If the year was divisible by 400, the leap day remained. That’s why 2000 was a leap year. But 1900, 1800 and 1700 were not. Leap day will be skipped in 2100 if the Gregorian calendar remains unchanged 84 years from now.

Roman Catholic countries quickly adopted the pope’s new calendar. But Protestant countries were suspicious of edicts from Rome. Many of them didn’t accept the calendar until 1775.

Britain and its American colonies made the switch in 1752, Duncan said. By then they had to skip 11 days to catch up with the Gregorian calendar.

The Gregorian calendar also has its faults. Each year, it’s off by about 26 seconds.

Duncan said this will difference will add up to one day by the year 4909.

“We could decide to shift everything around again,” he said.

That probably won’t be necessary. Our timekeeping system is now pretty much divorced from the sun. It is based on the atomic clock.

Instead of defining seconds as a fraction of a day, we now use computers to count the oscillations of atomic cesium: 9,192,631,770 of them add up to one second. That’s much more precise than tracking Earth’s movements around the sun.

But it doesn’t entirely streamline our calendar, with months that seesaw between 30 and 31 days (or 28 and 29).

Other calendars have attempted to fix these problems.

The French introduced a calendar in 1792 that had 12 30-day months. Each week had 10 days. And they added five days (or six in a leap year) to the end of each year. These were holidays.

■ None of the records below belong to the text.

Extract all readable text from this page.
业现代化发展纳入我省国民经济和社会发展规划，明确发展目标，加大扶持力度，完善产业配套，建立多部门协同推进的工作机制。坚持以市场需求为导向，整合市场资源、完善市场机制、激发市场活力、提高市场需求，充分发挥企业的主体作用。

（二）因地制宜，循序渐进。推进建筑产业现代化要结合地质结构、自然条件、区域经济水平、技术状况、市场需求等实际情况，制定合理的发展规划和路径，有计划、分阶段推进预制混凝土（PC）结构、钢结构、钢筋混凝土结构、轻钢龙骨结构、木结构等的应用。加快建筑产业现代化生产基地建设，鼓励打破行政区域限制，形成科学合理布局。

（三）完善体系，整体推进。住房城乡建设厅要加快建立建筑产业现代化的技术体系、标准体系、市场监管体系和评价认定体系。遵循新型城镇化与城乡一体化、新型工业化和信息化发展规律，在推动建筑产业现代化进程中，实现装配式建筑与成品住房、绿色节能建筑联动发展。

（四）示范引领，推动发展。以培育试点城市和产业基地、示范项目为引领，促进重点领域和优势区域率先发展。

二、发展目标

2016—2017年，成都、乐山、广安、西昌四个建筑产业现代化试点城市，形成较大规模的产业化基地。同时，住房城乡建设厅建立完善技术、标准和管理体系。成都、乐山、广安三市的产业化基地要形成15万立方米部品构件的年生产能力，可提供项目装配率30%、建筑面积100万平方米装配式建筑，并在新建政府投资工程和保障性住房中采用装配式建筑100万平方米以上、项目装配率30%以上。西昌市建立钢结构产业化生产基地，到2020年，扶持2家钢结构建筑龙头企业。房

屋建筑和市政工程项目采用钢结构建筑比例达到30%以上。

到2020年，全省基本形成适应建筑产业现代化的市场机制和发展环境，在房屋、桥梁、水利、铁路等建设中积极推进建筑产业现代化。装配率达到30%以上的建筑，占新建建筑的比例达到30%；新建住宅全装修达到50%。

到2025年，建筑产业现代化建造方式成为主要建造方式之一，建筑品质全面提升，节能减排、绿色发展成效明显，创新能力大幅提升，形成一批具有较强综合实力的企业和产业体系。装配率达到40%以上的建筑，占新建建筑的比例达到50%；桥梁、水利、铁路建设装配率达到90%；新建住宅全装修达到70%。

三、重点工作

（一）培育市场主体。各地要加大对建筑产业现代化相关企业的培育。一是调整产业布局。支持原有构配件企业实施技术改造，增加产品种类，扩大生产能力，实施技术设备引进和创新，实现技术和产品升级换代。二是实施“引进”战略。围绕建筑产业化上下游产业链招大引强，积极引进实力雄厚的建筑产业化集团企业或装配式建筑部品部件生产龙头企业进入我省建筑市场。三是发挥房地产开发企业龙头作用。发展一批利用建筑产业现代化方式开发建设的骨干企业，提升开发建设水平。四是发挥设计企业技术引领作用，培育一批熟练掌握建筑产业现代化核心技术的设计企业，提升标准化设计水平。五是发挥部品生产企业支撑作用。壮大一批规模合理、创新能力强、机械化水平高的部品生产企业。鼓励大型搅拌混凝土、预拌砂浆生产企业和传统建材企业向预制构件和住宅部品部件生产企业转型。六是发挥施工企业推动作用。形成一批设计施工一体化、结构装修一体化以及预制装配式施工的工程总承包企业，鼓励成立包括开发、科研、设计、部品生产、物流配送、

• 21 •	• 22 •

Another calendar introduced in 1902 contained 13 months with 28 days each. Each month would begin on a Sunday and end on a Saturday.

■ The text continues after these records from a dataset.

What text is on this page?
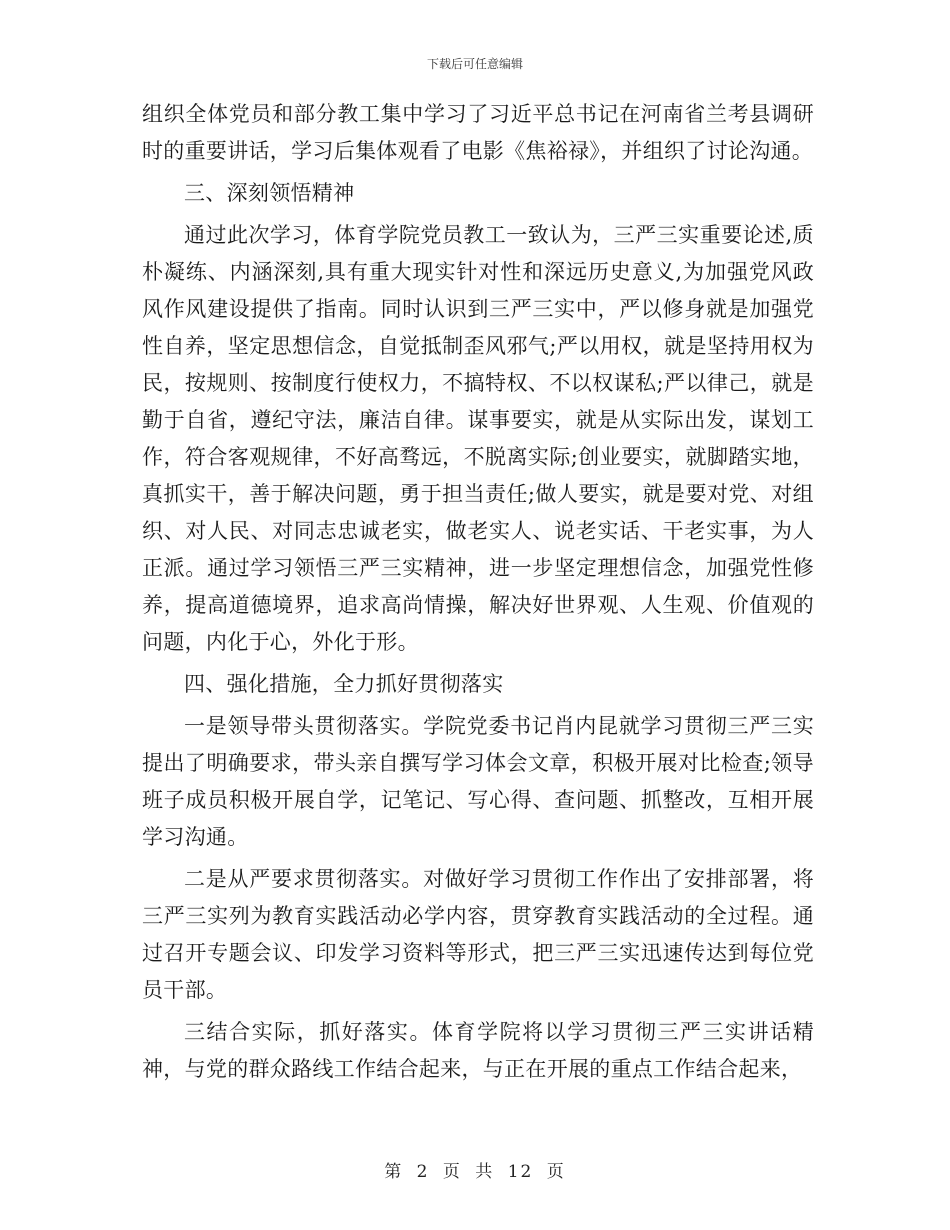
下载后可任意编辑

组织全体党员和部分教工集中学习了习近平总书记在河南省兰考县调研时的重要讲话，学习后集体观看了电影《焦裕禄》，并组织了讨论沟通。

三、深刻领悟精神

通过此次学习，体育学院党员教工一致认为，三严三实重要论述,质朴凝练、内涵深刻,具有重大现实针对性和深远历史意义,为加强党风政风作风建设提供了指南。同时认识到三严三实中，严以修身就是加强党性自养，坚定思想信念，自觉抵制歪风邪气;严以用权，就是坚持用权为民，按规则、按制度行使权力，不搞特权、不以权谋私;严以律己，就是勤于自省，遵纪守法，廉洁自律。谋事要实，就是从实际出发，谋划工作，符合客观规律，不好高骛远，不脱离实际;创业要实，就脚踏实地，真抓实干，善于解决问题，勇于担当责任;做人要实，就是要对党、对组织、对人民、对同志忠诚老实，做老实人、说老实话、干老实事，为人正派。通过学习领悟三严三实精神，进一步坚定理想信念，加强党性修养，提高道德境界，追求高尚情操，解决好世界观、人生观、价值观的问题，内化于心，外化于形。

四、强化措施，全力抓好贯彻落实

一是领导带头贯彻落实。学院党委书记肖内昆就学习贯彻三严三实提出了明确要求，带头亲自撰写学习体会文章，积极开展对比检查;领导班子成员积极开展自学，记笔记、写心得、查问题、抓整改，互相开展学习沟通。

二是从严要求贯彻落实。对做好学习贯彻工作作出了安排部署，将三严三实列为教育实践活动必学内容，贯穿教育实践活动的全过程。通过召开专题会议、印发学习资料等形式，把三严三实迅速传达到每位党员干部。

三结合实际，抓好落实。体育学院将以学习贯彻三严三实讲话精神，与党的群众路线工作结合起来，与正在开展的重点工作结合起来，

第 2 页 共 12 页
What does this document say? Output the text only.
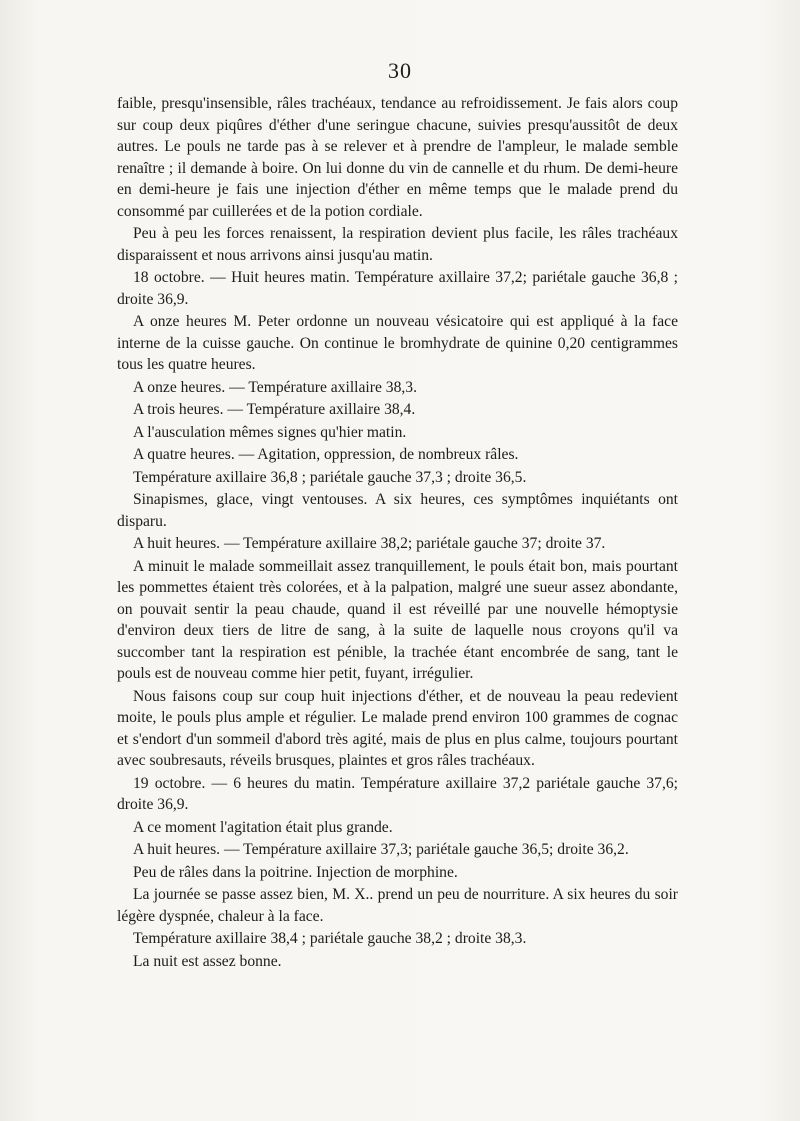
30

faible, presqu'insensible, râles trachéaux, tendance au refroidissement. Je fais alors coup sur coup deux piqûres d'éther d'une seringue chacune, suivies presqu'aussitôt de deux autres. Le pouls ne tarde pas à se relever et à prendre de l'ampleur, le malade semble renaître ; il demande à boire. On lui donne du vin de cannelle et du rhum. De demi-heure en demi-heure je fais une injection d'éther en même temps que le malade prend du consommé par cuillerées et de la potion cordiale.

Peu à peu les forces renaissent, la respiration devient plus facile, les râles trachéaux disparaissent et nous arrivons ainsi jusqu'au matin.

18 octobre. — Huit heures matin. Température axillaire 37,2; pariétale gauche 36,8 ; droite 36,9.

A onze heures M. Peter ordonne un nouveau vésicatoire qui est appliqué à la face interne de la cuisse gauche. On continue le bromhydrate de quinine 0,20 centigrammes tous les quatre heures.

A onze heures. — Température axillaire 38,3.

A trois heures. — Température axillaire 38,4.

A l'ausculation mêmes signes qu'hier matin.

A quatre heures. — Agitation, oppression, de nombreux râles.

Température axillaire 36,8 ; pariétale gauche 37,3 ; droite 36,5.

Sinapismes, glace, vingt ventouses. A six heures, ces symptômes inquiétants ont disparu.

A huit heures. — Température axillaire 38,2; pariétale gauche 37; droite 37.

A minuit le malade sommeillait assez tranquillement, le pouls était bon, mais pourtant les pommettes étaient très colorées, et à la palpation, malgré une sueur assez abondante, on pouvait sentir la peau chaude, quand il est réveillé par une nouvelle hémoptysie d'environ deux tiers de litre de sang, à la suite de laquelle nous croyons qu'il va succomber tant la respiration est pénible, la trachée étant encombrée de sang, tant le pouls est de nouveau comme hier petit, fuyant, irrégulier.

Nous faisons coup sur coup huit injections d'éther, et de nouveau la peau redevient moite, le pouls plus ample et régulier. Le malade prend environ 100 grammes de cognac et s'endort d'un sommeil d'abord très agité, mais de plus en plus calme, toujours pourtant avec soubresauts, réveils brusques, plaintes et gros râles trachéaux.

19 octobre. — 6 heures du matin. Température axillaire 37,2 pariétale gauche 37,6; droite 36,9.

A ce moment l'agitation était plus grande.

A huit heures. — Température axillaire 37,3; pariétale gauche 36,5; droite 36,2.

Peu de râles dans la poitrine. Injection de morphine.

La journée se passe assez bien, M. X.. prend un peu de nourriture. A six heures du soir légère dyspnée, chaleur à la face.

Température axillaire 38,4 ; pariétale gauche 38,2 ; droite 38,3.

La nuit est assez bonne.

Each year would end with “year day.” In leap years, a leap day would be added in the middle of the year.

With all this precision, scientists can tell just how far off Earth is from atomic time. And every once in a while, they introduce a leap second to get our clocks back in sync with our slowing planet.

“The agreed definition of time is atomic time,” said Bob Tjoelker, a supervisor working with NASA’s Deep Space Network at the Jet Propulsion Laboratory in La Cañada Flintridge. “The Earth-based day has instability to it. It wiggles and jiggles.”

Tjoelker should know. His team manages an array of antennas that use time to track distant spacecraft.

“Leap seconds are a big, big deal for deep-space navigation,” he said. Being a nanosecond – a billionth of a second – off is the equivalent of a foot in space, he said.

NOTE: The “year” described above is the solar, or tropical year, which is a measure of time between the vernal equinoxes. The sidereal year begins and ends at the same fixed point. The two differ because of Earth’s wobble. The math used in the graphic at the top of this page simulates the tropical year.